I basically never met a Republican until I was 17 and at Bible camp.  He wore ostrich skin boots, smelled of Canoe Cologne and red licorice, and drank Zima that he smuggled into the camp in 2-liter bottles of Tiki Punch Shasta.  He was Dudley Do Right and I was Betty Boop.  Oop-boop-a-doop!  We had sex quickly and afterwards he wiped his penis on my Snoopy blanket making me associate Sunday comics with so much more than mild laughter.  Totally.



He addresses body image by advising people to buy "stretchy fabrics" and "avoid mirrors."  Mainly he dispenses what he calls "hope lessons."

"Hope," Gibbs explains, "is that thing that keeps us eating Chips Ahoy! cookies even though there's never been one in history that actually tasted good."

He goes on to explain how hope "drove Obama straight into the White House without stopping for fries." He elaborates that hope "misled so many of us into believing that we could have it all.  We could have work and family!  But no matter how hard you try, there are still only 24 hours in a day and you will never be able to give birth.  Even sadder, as a men, we are rarely invited to either bridal or baby showers -- so just forget about eating those cute little finger sandwiches or pastel mints."

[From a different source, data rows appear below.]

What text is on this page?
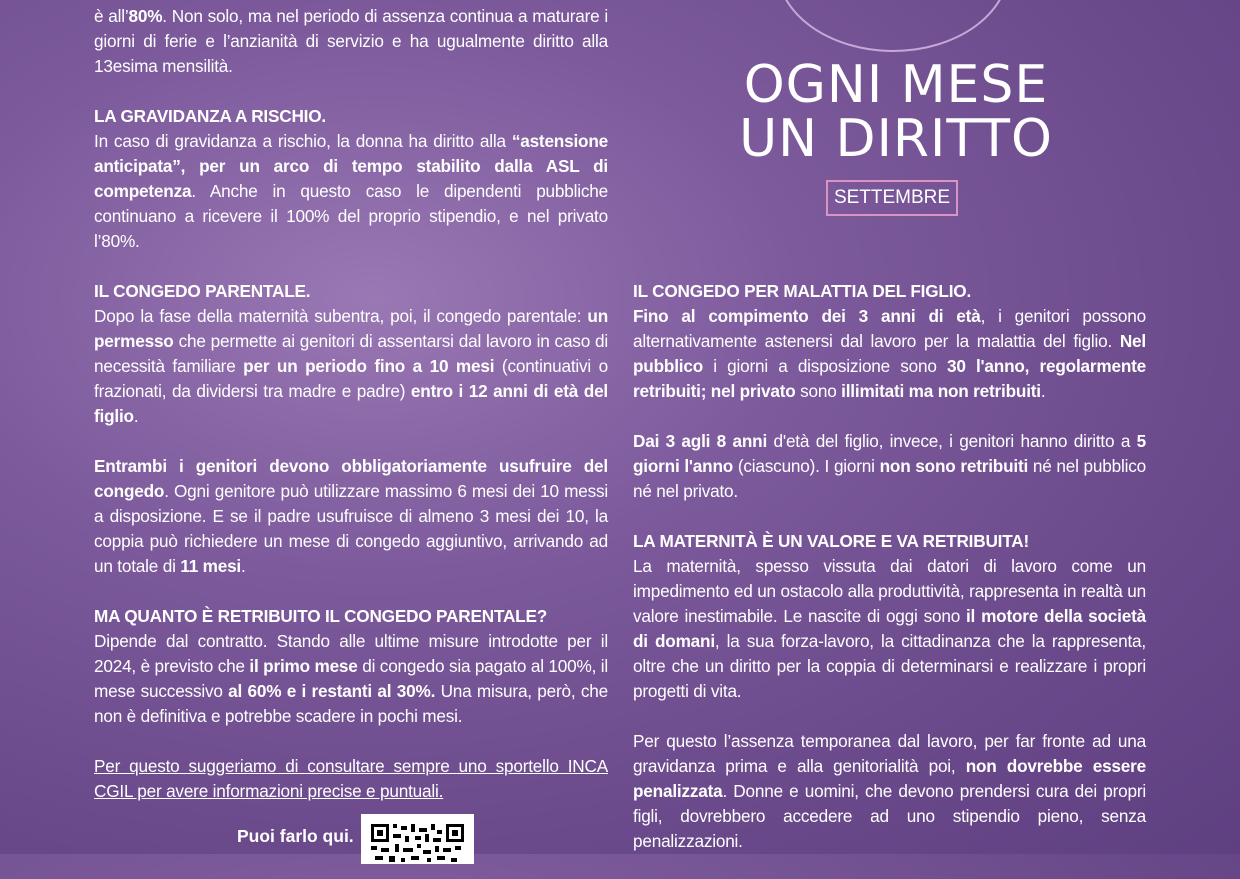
OGNI MESE
UN DIRITTO
SETTEMBRE

è all’80%. Non solo, ma nel periodo di assenza continua a maturare i giorni di ferie e l’anzianità di servizio e ha ugualmente diritto alla 13esima mensilità.

LA GRAVIDANZA A RISCHIO.

In caso di gravidanza a rischio, la donna ha diritto alla “astensione anticipata”, per un arco di tempo stabilito dalla ASL di competenza. Anche in questo caso le dipendenti pubbliche continuano a ricevere il 100% del proprio stipendio, e nel privato l’80%.

IL CONGEDO PARENTALE.

Dopo la fase della maternità subentra, poi, il congedo parentale: un permesso che permette ai genitori di assentarsi dal lavoro in caso di necessità familiare per un periodo fino a 10 mesi (continuativi o frazionati, da dividersi tra madre e padre) entro i 12 anni di età del figlio.

Entrambi i genitori devono obbligatoriamente usufruire del congedo. Ogni genitore può utilizzare massimo 6 mesi dei 10 messi a disposizione. E se il padre usufruisce di almeno 3 mesi dei 10, la coppia può richiedere un mese di congedo aggiuntivo, arrivando ad un totale di 11 mesi.

MA QUANTO È RETRIBUITO IL CONGEDO PARENTALE?

Dipende dal contratto. Stando alle ultime misure introdotte per il 2024, è previsto che il primo mese di congedo sia pagato al 100%, il mese successivo al 60% e i restanti al 30%. Una misura, però, che non è definitiva e potrebbe scadere in pochi mesi.

Per questo suggeriamo di consultare sempre uno sportello INCA CGIL per avere informazioni precise e puntuali.

Puoi farlo qui.
IL CONGEDO PER MALATTIA DEL FIGLIO.

Fino al compimento dei 3 anni di età, i genitori possono alternativamente astenersi dal lavoro per la malattia del figlio. Nel pubblico i giorni a disposizione sono 30 l'anno, regolarmente retribuiti; nel privato sono illimitati ma non retribuiti.

Dai 3 agli 8 anni d'età del figlio, invece, i genitori hanno diritto a 5 giorni l'anno (ciascuno). I giorni non sono retribuiti né nel pubblico né nel privato.

LA MATERNITÀ È UN VALORE E VA RETRIBUITA!

La maternità, spesso vissuta dai datori di lavoro come un impedimento ed un ostacolo alla produttività, rappresenta in realtà un valore inestimabile. Le nascite di oggi sono il motore della società di domani, la sua forza-lavoro, la cittadinanza che la rappresenta, oltre che un diritto per la coppia di determinarsi e realizzare i propri progetti di vita.

Per questo l’assenza temporanea dal lavoro, per far fronte ad una gravidanza prima e alla genitorialità poi, non dovrebbe essere penalizzata. Donne e uomini, che devono prendersi cura dei propri figli, dovrebbero accedere ad uno stipendio pieno, senza penalizzazioni.
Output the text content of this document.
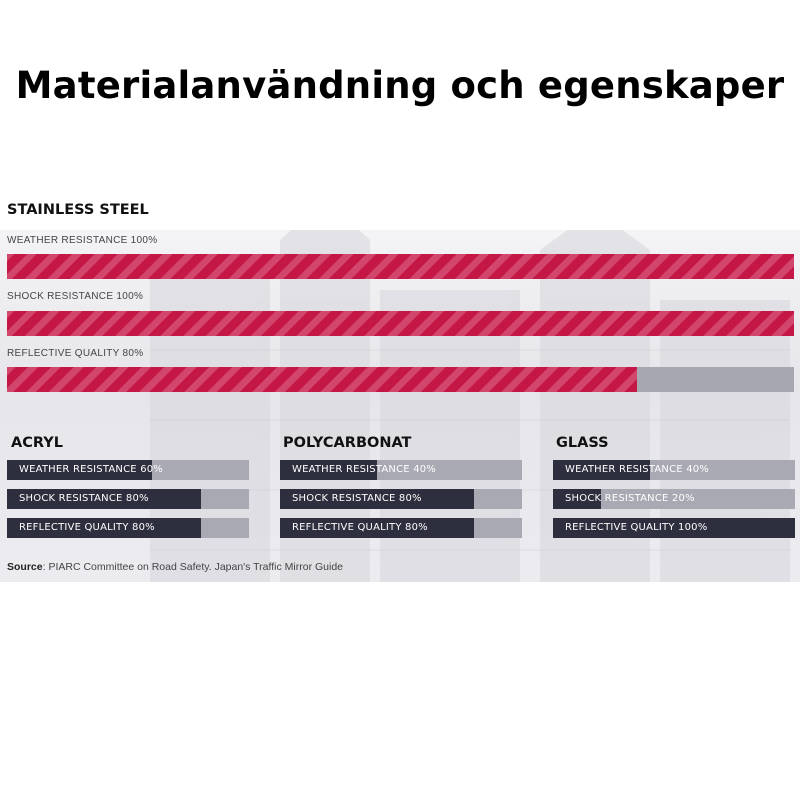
Materialanvändning och egenskaper
STAINLESS STEEL
WEATHER RESISTANCE 100%
SHOCK RESISTANCE 100%
REFLECTIVE QUALITY 80%
ACRYL
WEATHER RESISTANCE 60%
SHOCK RESISTANCE 80%
REFLECTIVE QUALITY 80%
POLYCARBONAT
WEATHER RESISTANCE 40%
SHOCK RESISTANCE 80%
REFLECTIVE QUALITY 80%
GLASS
WEATHER RESISTANCE 40%
SHOCK RESISTANCE 20%
REFLECTIVE QUALITY 100%
Source: PIARC Committee on Road Safety. Japan's Traffic Mirror Guide
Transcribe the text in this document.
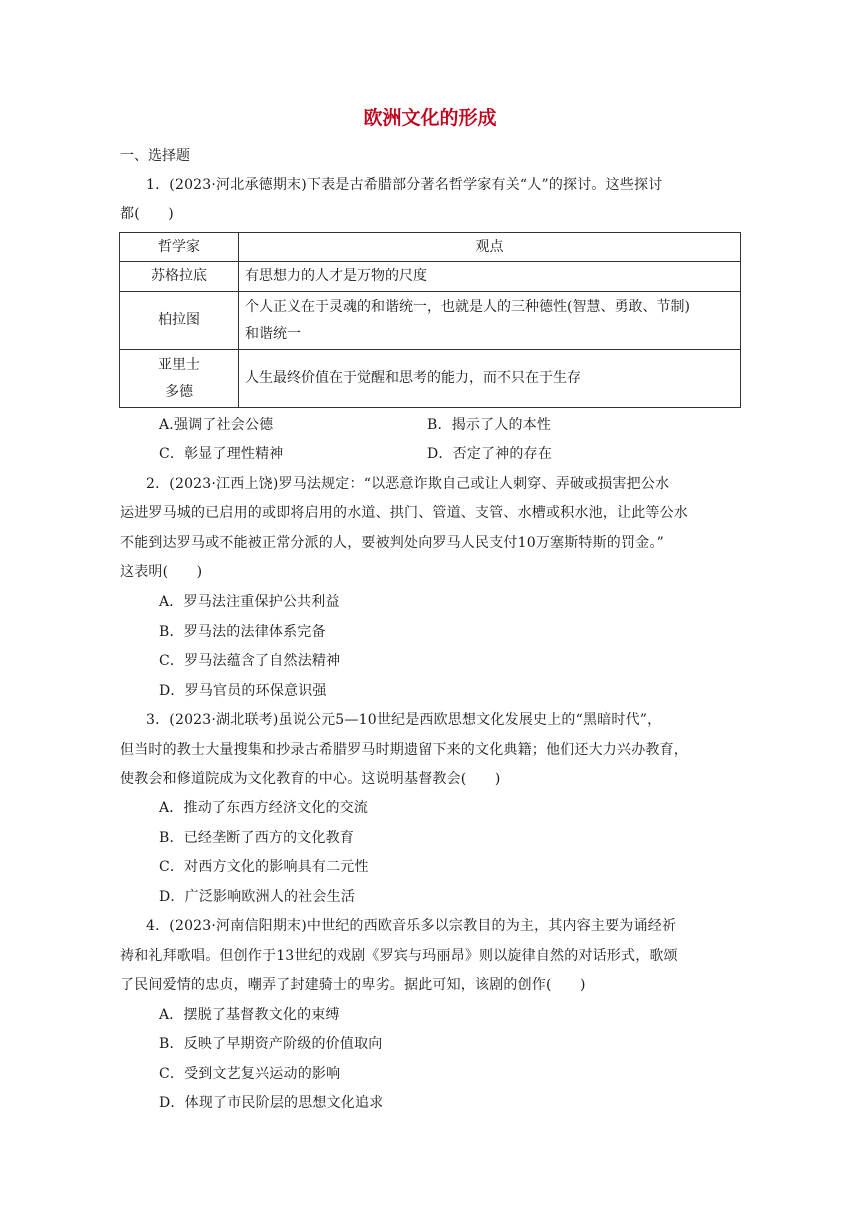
欧洲文化的形成
一、选择题
1．(2023·河北承德期末)下表是古希腊部分著名哲学家有关“人”的探讨。这些探讨
都(　　)
哲学家	观点
苏格拉底	有思想力的人才是万物的尺度
柏拉图	个人正义在于灵魂的和谐统一，也就是人的三种德性(智慧、勇敢、节制)
和谐统一
亚里士
多德	人生最终价值在于觉醒和思考的能力，而不只在于生存
A.强调了社会公德	B．揭示了人的本性
C．彰显了理性精神	D．否定了神的存在
2．(2023·江西上饶)罗马法规定：“以恶意诈欺自己或让人刺穿、弄破或损害把公水
运进罗马城的已启用的或即将启用的水道、拱门、管道、支管、水槽或积水池，让此等公水
不能到达罗马或不能被正常分派的人，要被判处向罗马人民支付10万塞斯特斯的罚金。”
这表明(　　)
A．罗马法注重保护公共利益
B．罗马法的法律体系完备
C．罗马法蕴含了自然法精神
D．罗马官员的环保意识强
3．(2023·湖北联考)虽说公元5—10世纪是西欧思想文化发展史上的“黑暗时代”，
但当时的教士大量搜集和抄录古希腊罗马时期遗留下来的文化典籍；他们还大力兴办教育，
使教会和修道院成为文化教育的中心。这说明基督教会(　　)
A．推动了东西方经济文化的交流
B．已经垄断了西方的文化教育
C．对西方文化的影响具有二元性
D．广泛影响欧洲人的社会生活
4．(2023·河南信阳期末)中世纪的西欧音乐多以宗教目的为主，其内容主要为诵经祈
祷和礼拜歌唱。但创作于13世纪的戏剧《罗宾与玛丽昂》则以旋律自然的对话形式，歌颂
了民间爱情的忠贞，嘲弄了封建骑士的卑劣。据此可知，该剧的创作(　　)
A．摆脱了基督教文化的束缚
B．反映了早期资产阶级的价值取向
C．受到文艺复兴运动的影响
D．体现了市民阶层的思想文化追求
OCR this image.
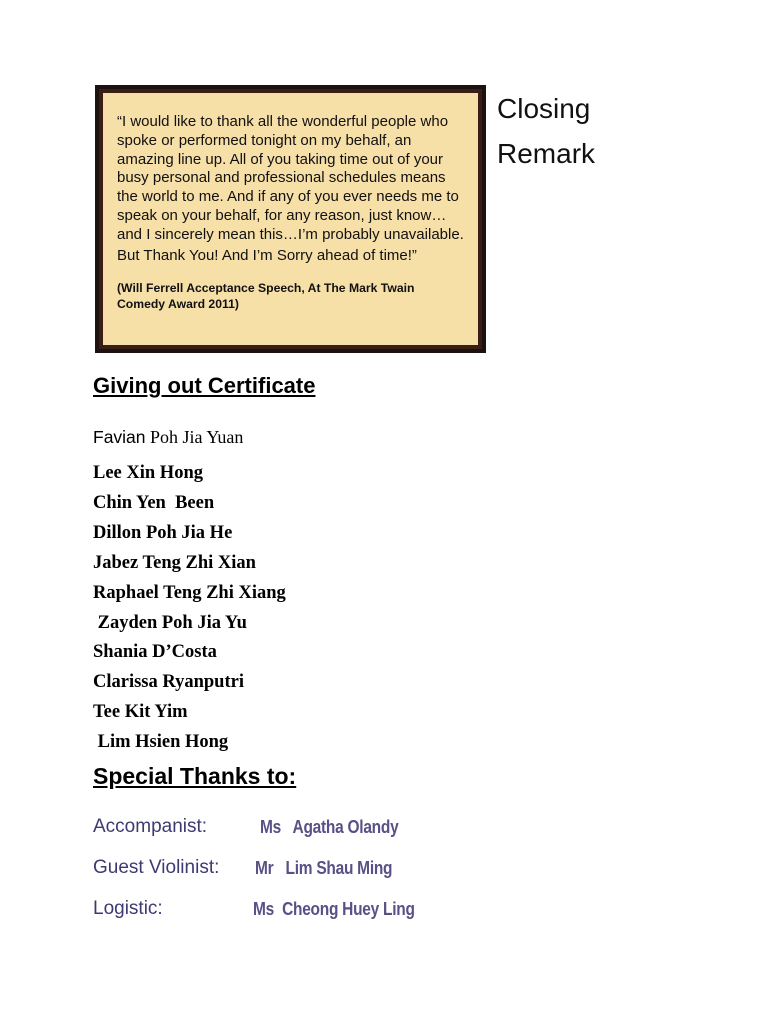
“I would like to thank all the wonderful people who spoke or performed tonight on my behalf, an amazing line up. All of you taking time out of your busy personal and professional schedules means the world to me. And if any of you ever needs me to speak on your behalf, for any reason, just know… and I sincerely mean this…I’m probably unavailable.

But Thank You! And I’m Sorry ahead of time!”

(Will Ferrell Acceptance Speech, At The Mark Twain Comedy Award 2011)

Closing
Remark
Giving out Certificate
Favian Poh Jia Yuan
Lee Xin Hong
Chin Yen  Been
Dillon Poh Jia He
Jabez Teng Zhi Xian
Raphael Teng Zhi Xiang
Zayden Poh Jia Yu
Shania D’Costa
Clarissa Ryanputri
Tee Kit Yim
Lim Hsien Hong
Special Thanks to:
Accompanist:	Ms   Agatha Olandy
Guest Violinist: Mr   Lim Shau Ming
Logistic:	Ms  Cheong Huey Ling
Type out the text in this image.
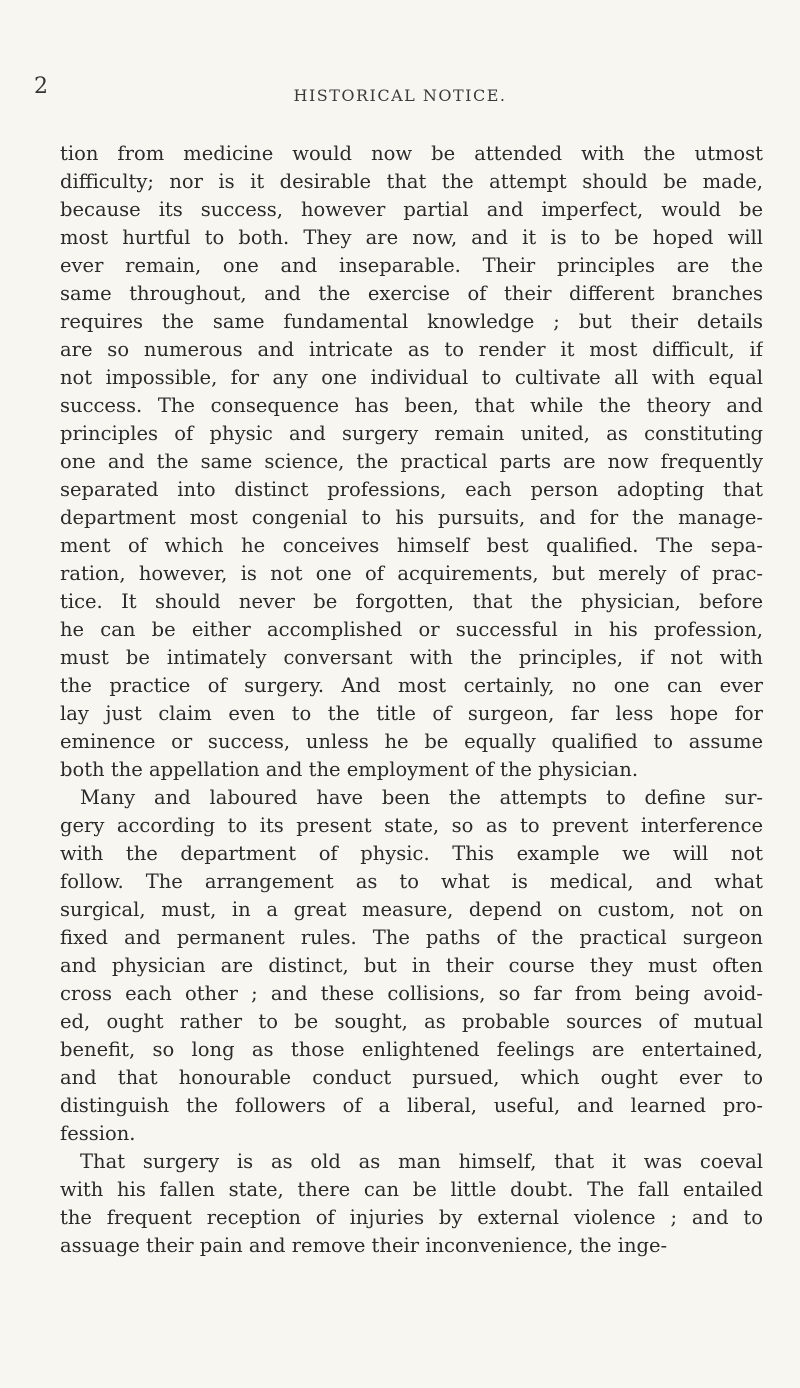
2	HISTORICAL NOTICE.
tion from medicine would now be attended with the utmost
difficulty; nor is it desirable that the attempt should be made,
because its success, however partial and imperfect, would be
most hurtful to both. They are now, and it is to be hoped will
ever remain, one and inseparable. Their principles are the
same throughout, and the exercise of their different branches
requires the same fundamental knowledge ; but their details
are so numerous and intricate as to render it most difficult, if
not impossible, for any one individual to cultivate all with equal
success. The consequence has been, that while the theory and
principles of physic and surgery remain united, as constituting
one and the same science, the practical parts are now frequently
separated into distinct professions, each person adopting that
department most congenial to his pursuits, and for the manage-
ment of which he conceives himself best qualified. The sepa-
ration, however, is not one of acquirements, but merely of prac-
tice. It should never be forgotten, that the physician, before
he can be either accomplished or successful in his profession,
must be intimately conversant with the principles, if not with
the practice of surgery. And most certainly, no one can ever
lay just claim even to the title of surgeon, far less hope for
eminence or success, unless he be equally qualified to assume
both the appellation and the employment of the physician.
Many and laboured have been the attempts to define sur-
gery according to its present state, so as to prevent interference
with the department of physic. This example we will not
follow. The arrangement as to what is medical, and what
surgical, must, in a great measure, depend on custom, not on
fixed and permanent rules. The paths of the practical surgeon
and physician are distinct, but in their course they must often
cross each other ; and these collisions, so far from being avoid-
ed, ought rather to be sought, as probable sources of mutual
benefit, so long as those enlightened feelings are entertained,
and that honourable conduct pursued, which ought ever to
distinguish the followers of a liberal, useful, and learned pro-
fession.
That surgery is as old as man himself, that it was coeval
with his fallen state, there can be little doubt. The fall entailed
the frequent reception of injuries by external violence ; and to
assuage their pain and remove their inconvenience, the inge-
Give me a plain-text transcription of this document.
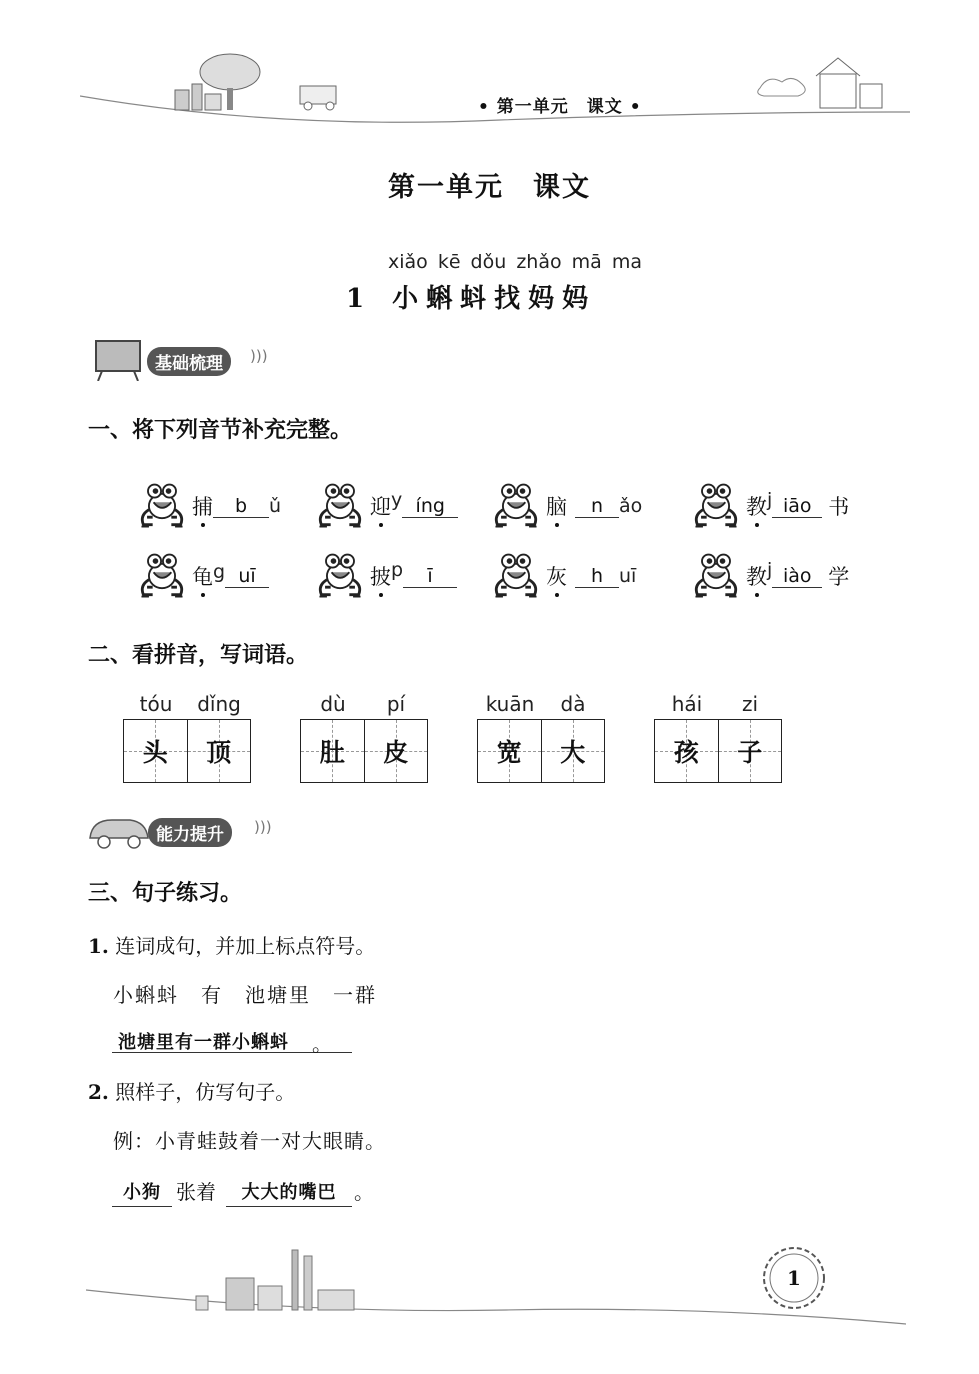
• 第一单元　课文 •
第一单元　课文
xiǎo kē dǒu zhǎo mā ma
1 小蝌蚪找妈妈
基础梳理	)))
一、将下列音节补充完整。
捕	b	ǔ	迎 y íng	脑	n ǎo	教 j iāo 书
龟 g uī	披 p	ī	灰	h uī	教 j iào 学
二、看拼音，写词语。
tóu	dǐng
头 顶
dù	pí
肚 皮
kuān	dà
宽 大
hái	zi
孩 子
能力提升	)))
三、句子练习。
1. 连词成句，并加上标点符号。
小蝌蚪　有　池塘里　一群
池塘里有一群小蝌蚪 。
2. 照样子，仿写句子。
例：小青蛙鼓着一对大眼睛。
小狗 张着	大大的嘴巴 。
1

Time and again, what stands out most, other than his irrational hatred of women,  is how food pops up in at least every other paragraph.  In the final pages of the book, Gibbs address this and confesses, "What some might call an obsession, I proudly call an active addiction.  And while sexism and inequality may prevent me from ever actually giving birth, I have had many a large bowel movement.  That's something no woman will ever be able to take away from me."